Quelle délicieuse après-midi enregistra la mémoire de Lucie !


Les séances de peinture au chalet de Dermoye continuaient. Elles aboutirent à une œuvre capitale qu’André destinait au Salon, La Sortie du bain. Mme Chalmin, une jambe dans la baignoire, l’autre à terre, souriait à une serviette qui chauffait sur un garde-feu.
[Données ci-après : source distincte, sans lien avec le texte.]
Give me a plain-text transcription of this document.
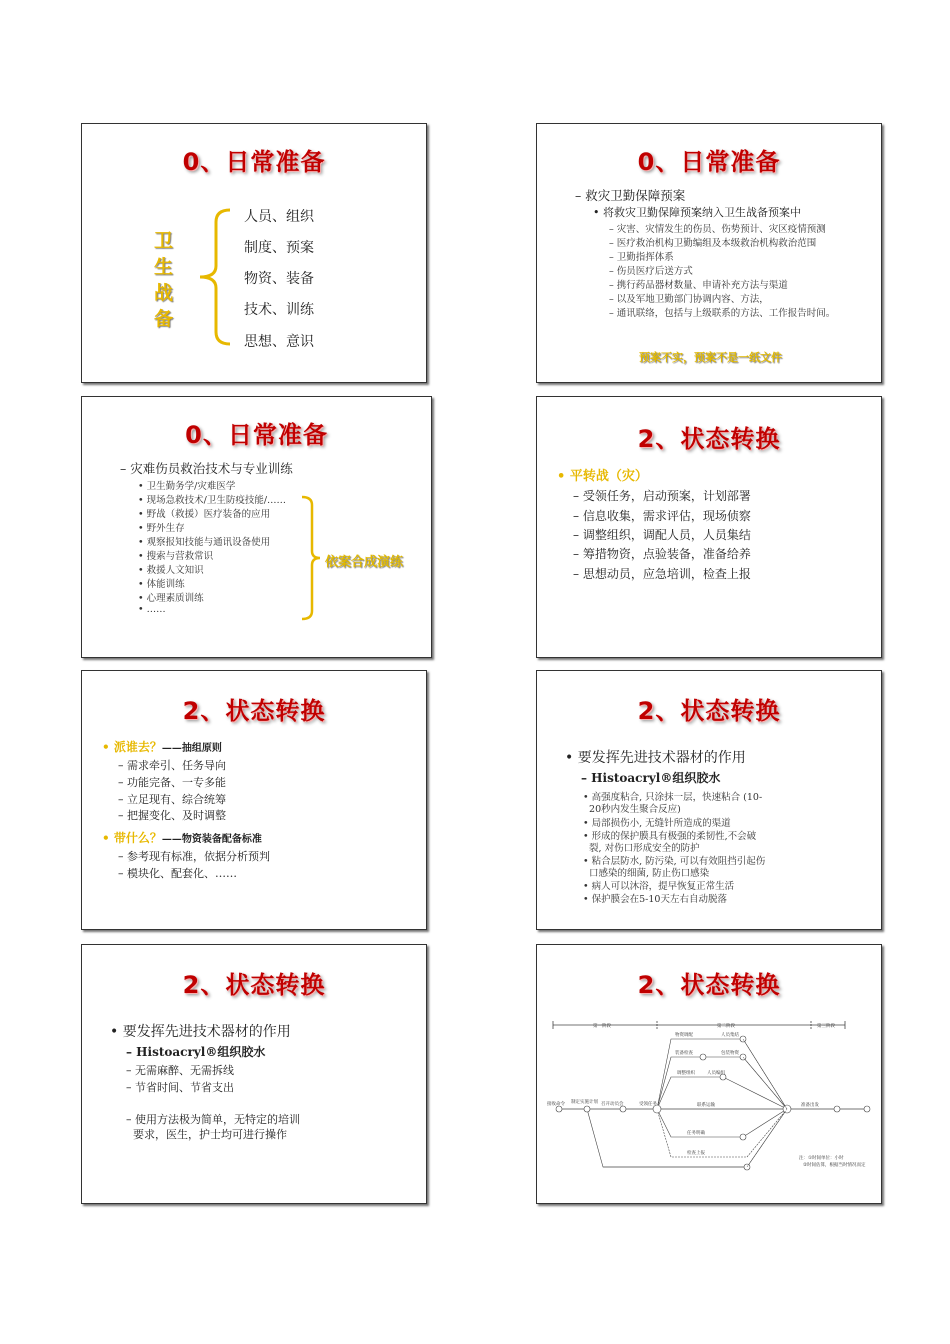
0、日常准备
卫
生
战
备
人员、组织
制度、预案
物资、装备
技术、训练
思想、意识
0、日常准备
– 救灾卫勤保障预案
• 将救灾卫勤保障预案纳入卫生战备预案中
– 灾害、灾情发生的伤员、伤势预计、灾区疫情预测
– 医疗救治机构卫勤编组及本级救治机构救治范围
– 卫勤指挥体系
– 伤员医疗后送方式
– 携行药品器材数量、申请补充方法与渠道
– 以及军地卫勤部门协调内容、方法，
– 通讯联络，包括与上级联系的方法、工作报告时间。
预案不实，预案不是一纸文件
0、日常准备
– 灾难伤员救治技术与专业训练
• 卫生勤务学/灾难医学
• 现场急救技术/卫生防疫技能/……
• 野战（救援）医疗装备的应用
• 野外生存
• 观察报知技能与通讯设备使用
• 搜索与营救常识
• 救援人文知识
• 体能训练
• 心理素质训练
• ……
依案合成演练
2、状态转换
• 平转战（灾）
– 受领任务，启动预案，计划部署
– 信息收集，需求评估，现场侦察
– 调整组织，调配人员，人员集结
– 筹措物资，点验装备，准备给养
– 思想动员，应急培训，检查上报
2、状态转换
• 派谁去？——抽组原则
– 需求牵引、任务导向
– 功能完备、一专多能
– 立足现有、综合统筹
– 把握变化、及时调整
• 带什么？——物资装备配备标准
– 参考现有标准，依据分析预判
– 模块化、配套化、……
2、状态转换
• 要发挥先进技术器材的作用
– Histoacryl®组织胶水
• 高强度粘合, 只涂抹一层，快速粘合 (10-
20秒内发生聚合反应)
• 局部损伤小, 无缝针所造成的渠道
• 形成的保护膜具有极强的柔韧性,不会破
裂, 对伤口形成安全的防护
• 粘合层防水, 防污染, 可以有效阻挡引起伤
口感染的细菌, 防止伤口感染
• 病人可以沐浴，提早恢复正常生活
• 保护膜会在5-10天左右自动脱落
2、状态转换
• 要发挥先进技术器材的作用
– Histoacryl®组织胶水
– 无需麻醉、无需拆线
– 节省时间、节省支出
– 使用方法极为简单，无特定的培训
要求，医生，护士均可进行操作
2、状态转换
第一阶段	第二阶段	第三阶段
接收命令 制定实施计划 召开动员会	受领任务
物资调配	人员集结
装备检查	包装物资
调整组织	人员编组
联系运输
任务明确
检查上报
准备出发
注：①时间单位：小时
②时间估算，根据当时情况而定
Le tableau fut reçu.

La veille du vernissage, Lucie se plaignit de malaises qui nécessitaient les soins de quelque spécialiste parisien. Sa mère l’escorta.
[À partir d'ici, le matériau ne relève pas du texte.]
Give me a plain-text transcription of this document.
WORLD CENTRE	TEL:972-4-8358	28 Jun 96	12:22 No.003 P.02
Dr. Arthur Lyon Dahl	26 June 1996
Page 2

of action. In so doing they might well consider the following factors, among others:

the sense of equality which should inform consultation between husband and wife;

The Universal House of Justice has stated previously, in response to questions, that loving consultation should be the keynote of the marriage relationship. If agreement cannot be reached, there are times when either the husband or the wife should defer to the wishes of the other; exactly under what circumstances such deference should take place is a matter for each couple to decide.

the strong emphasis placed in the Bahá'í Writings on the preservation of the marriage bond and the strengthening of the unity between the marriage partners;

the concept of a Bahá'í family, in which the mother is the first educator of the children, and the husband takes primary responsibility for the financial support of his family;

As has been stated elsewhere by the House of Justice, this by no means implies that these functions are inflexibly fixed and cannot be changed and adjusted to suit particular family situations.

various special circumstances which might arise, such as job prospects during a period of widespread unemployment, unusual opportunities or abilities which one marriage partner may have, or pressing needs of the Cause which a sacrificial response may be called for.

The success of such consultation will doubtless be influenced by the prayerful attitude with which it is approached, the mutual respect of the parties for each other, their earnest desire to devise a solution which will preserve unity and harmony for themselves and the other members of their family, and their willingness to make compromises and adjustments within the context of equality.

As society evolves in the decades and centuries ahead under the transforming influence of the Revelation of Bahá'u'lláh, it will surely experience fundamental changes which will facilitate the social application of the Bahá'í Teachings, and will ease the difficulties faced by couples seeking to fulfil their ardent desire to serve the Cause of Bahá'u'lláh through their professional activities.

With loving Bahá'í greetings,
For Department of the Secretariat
Elles descendirent à l’hôtel Continental. Lucie préféra se rendre seule chez le médecin. Après une consultation fantaisiste, elle retrouva Mme Ramel au Louvre, et, montrant deux billets que Dermoye lui avait donnés, elle dit :

— Vite, dépêchons-nous, figure-toi que le docteur m’a offert deux invitations pour le vernissage.
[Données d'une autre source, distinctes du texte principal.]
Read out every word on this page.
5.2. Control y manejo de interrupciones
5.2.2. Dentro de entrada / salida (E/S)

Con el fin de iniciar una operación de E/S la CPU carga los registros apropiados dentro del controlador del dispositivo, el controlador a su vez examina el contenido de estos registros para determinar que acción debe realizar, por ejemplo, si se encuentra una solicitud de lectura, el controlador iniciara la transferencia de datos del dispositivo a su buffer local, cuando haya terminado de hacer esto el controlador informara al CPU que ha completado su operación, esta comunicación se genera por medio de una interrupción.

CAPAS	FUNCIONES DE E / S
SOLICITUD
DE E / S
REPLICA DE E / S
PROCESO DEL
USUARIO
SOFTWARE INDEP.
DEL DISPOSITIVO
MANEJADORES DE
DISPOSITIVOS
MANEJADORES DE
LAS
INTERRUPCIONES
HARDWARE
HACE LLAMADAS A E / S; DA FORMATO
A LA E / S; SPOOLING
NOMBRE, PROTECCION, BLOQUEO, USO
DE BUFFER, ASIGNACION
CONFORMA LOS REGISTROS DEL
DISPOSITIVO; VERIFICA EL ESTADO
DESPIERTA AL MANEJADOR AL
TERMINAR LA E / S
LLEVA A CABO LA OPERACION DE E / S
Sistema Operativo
Au Salon, elle n’eut qu’un but, découvrir son portrait. Elle fendait la foule, tirait et poussait sa mère, inspectait les murs d’un coup d’œil, interrogeait les gardiens : « La Sortie du bain, s’il vous plaît ? », et se lamentait sur leur ignorance.

Enfin elle avisa le tableau d’André, entre un paysage lunaire — dans une allée de parc, un monsieur en noir et une dame en blanc échangeaient un baiser — et une nature morte, un œuf à la coque, une sole, un poulet doré et du pain verni.

Une émotion poignante assaillit Mme Chalmin. Ses jambes faiblirent. Elle s’appuya au bras de sa mère, en prononçant très haut :

— Regarde-moi ça, la femme est-elle assez bien faite !

Des gens arrivaient, puis s’éloignaient, et d’autres les remplaçaient. C’était un de ces sujets qui attirent.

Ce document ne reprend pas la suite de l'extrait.